Oberlandesgericht Karlsruhe Beschluss, 21. Nov. 2006 - 1 AK 46/06

21.11.2006

Tenor

Der Antrag des Verfolgten vom 30. Oktober 2006 auf Aufhebung bzw. Außervollzugsetzung des Auslieferungshaftbefehls des Senats vom 27. September 2006 wird zurückgewiesen.
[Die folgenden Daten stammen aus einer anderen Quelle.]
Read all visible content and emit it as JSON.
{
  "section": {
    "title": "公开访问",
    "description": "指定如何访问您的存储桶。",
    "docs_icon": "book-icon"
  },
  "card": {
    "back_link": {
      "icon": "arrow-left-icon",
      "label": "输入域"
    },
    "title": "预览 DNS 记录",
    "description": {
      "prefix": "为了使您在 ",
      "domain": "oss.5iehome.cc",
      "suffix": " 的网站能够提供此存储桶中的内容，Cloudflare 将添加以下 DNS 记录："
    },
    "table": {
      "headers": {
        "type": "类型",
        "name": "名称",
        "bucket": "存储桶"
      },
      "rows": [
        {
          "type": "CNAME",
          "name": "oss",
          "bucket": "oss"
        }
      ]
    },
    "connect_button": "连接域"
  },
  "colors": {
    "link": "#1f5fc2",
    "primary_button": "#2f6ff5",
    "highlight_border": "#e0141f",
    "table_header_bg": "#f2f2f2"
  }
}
Die Fortdauer der Auslieferungshaft wird angeordnet.

Gründe

 
I.
Der 1978 in ..../Deutschland geborene deutsche Staatsangehörige Z. befindet sich seit 12.10.2006 in Auslieferungshaft in der Justizvollzugsanstalt K. aufgrund Auslieferungshaftbefehls des Senats vom 27.9.2006. Grundlage dieser Entscheidung ist eine Ausschreibung der schwedischen Justizbehörden im Schengener Informationssystem (SIS), der ein auf Grundlage eines Haftbefehls des Amtsgerichts in V./Schweden vom 31.7.2003 erlassener und dem Senat zwischenzeitlich vorliegender Europäischer Haftbefehl der Staatsanwaltschaft in K./Schweden am 12.5.2005 zugrunde liegt. Danach liegt dem Verfolgten zur Last, im März/April 2001 die gesondert verfolgten und bereits rechtskräftig verurteilten B., D. und G. in V./Schweden gegen Zahlung eines Geldbetrages von 10.000 schwedischen Kronen veranlasst zu haben, in der Nacht des 16.4.2001 in dem in dieser Ortschaft gelegenen Anwesen „Saluhallen“ unter Verwendung von Molotow-Cocktails ein Feuer zu entfachen, wobei an den Gebäuden ein Sachschaden in Höhe von mehr als 3.000.000 schwedischen Kronen entstand. Weiter wird dem Verfolgten vorgeworfen, den dabei an einer ihm gehörenden Pizzeria und Billardhalle entstandenen Schaden von 400.000 schwedischen Kronen zwischen April/Juli 2001 in Höhe von 380.000 SEK bei seiner Versicherungsgesellschaft als Brandschaden geltend gemacht zu haben. Dies stellt sich nach schwedischem Recht als mit Höchststrafen von acht Jahren Freiheitsstrafe (Brandstiftung) bzw. sechs Jahren Freiheitsstrafe (Betrug) bedrohte Straftaten der Beihilfe zur Brandstiftung oder der Anstiftung zur Brandstiftung, strafbar nach Kap. 13 § 1 und Kap. 23 § 4 alternativ Kap. 13 § 1 und § 12 sowie Kap. 23 § 2 des schwedischen Strafgesetzbuches und schweren Betrug nach Kap. 9 § 3 des schwedischen Strafgesetzbuches dar.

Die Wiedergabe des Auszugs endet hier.